KBRN, Semarang : Direktur Utama PT Pertamina Nicke Widyawati menyatakan, Isu kritikal dalam peningkatan Energi Baru Terbarukan (EBT), yakni teknologi yang diperlukan untuk mengelola Sumber Daya Energi di Indonesia yang melimpah untuk diproses menjadi energi yang ramah lingkungan.

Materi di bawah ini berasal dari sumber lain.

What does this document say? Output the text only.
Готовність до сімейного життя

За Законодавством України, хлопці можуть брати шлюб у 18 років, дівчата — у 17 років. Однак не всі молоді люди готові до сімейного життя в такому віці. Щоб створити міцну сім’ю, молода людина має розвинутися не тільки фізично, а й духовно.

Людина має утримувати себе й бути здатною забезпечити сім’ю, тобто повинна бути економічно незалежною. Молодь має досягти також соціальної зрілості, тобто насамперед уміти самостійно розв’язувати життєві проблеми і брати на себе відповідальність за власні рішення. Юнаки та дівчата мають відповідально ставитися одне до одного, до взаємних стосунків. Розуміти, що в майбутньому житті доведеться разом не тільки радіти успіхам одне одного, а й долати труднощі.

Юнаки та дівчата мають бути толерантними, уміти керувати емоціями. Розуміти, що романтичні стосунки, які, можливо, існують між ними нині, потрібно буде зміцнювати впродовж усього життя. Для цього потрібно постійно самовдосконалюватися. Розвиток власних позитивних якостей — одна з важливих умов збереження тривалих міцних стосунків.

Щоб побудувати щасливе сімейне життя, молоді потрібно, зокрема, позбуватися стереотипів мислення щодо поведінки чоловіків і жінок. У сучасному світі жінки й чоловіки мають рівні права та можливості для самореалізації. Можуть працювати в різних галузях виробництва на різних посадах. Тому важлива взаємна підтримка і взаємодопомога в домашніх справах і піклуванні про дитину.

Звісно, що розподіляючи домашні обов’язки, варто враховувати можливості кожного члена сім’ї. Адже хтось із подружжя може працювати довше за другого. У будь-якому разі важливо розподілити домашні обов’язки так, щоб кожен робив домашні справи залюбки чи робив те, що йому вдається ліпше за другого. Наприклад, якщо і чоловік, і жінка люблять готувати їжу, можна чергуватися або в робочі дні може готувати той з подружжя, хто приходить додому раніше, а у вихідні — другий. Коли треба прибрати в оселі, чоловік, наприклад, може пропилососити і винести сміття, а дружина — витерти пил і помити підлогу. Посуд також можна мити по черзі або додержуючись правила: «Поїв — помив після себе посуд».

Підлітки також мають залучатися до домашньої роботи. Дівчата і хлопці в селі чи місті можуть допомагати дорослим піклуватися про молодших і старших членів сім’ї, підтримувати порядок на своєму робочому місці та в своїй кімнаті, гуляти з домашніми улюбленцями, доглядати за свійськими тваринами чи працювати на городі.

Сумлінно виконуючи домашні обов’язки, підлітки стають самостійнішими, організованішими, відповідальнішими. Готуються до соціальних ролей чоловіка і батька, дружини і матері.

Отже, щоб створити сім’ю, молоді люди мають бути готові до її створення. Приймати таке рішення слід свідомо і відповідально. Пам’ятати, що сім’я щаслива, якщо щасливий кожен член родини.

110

Selain itu, kata Nicke juga menyangkut pendanaan yang saat ini sudah tersedia green funding dalam rangka pengembangan EBT.

“ Yang harus dilakukan saat ini adalah bagaimana membuat program yang bisa menyeimbangkan hal-hal tersebut, agar target pemerintah untuk net-zero emissions di tahun 2060 tercapai, Tuturnyamelalui Press Release yang diterima RRI Jumat, (21/01/2022).

 "Ini tugas kita bersama untuk merumuskannya. Karena selain inovasi, kolaborasi dengan negara-negara maju yang mereka sendiri mengalokasikan sebagian dana untuk pengembangan renewable energy dan mendorong transisi energi di negara berkembang, ini pun harus kita bahas," ucap Nicke.

 Sementara itu, Deputy Chair Task Force Energy, Sustainability & Climate Agung Wicaksono berharap kegiatan stakeholder consultation ini dapat memperkaya input Policy Recommendation dari pelaku usaha/lembaga sektor energi & industry.

 "Diharapkan isu-isu prioritas yang dibawa oleh Task Force Force Energy, Sustainability, & Climate B20 telah mewakili aspirasi dari pelaku usaha/lembaga sektor energi & industry di Indonesia. Kami berharap hasil diskusi ini dapat memberikan rekomendasi yang konkrit, representative, dan actionable yang dapat secara langsung diadopsi oleh pelaku usaha di negara G20," tutur Agung.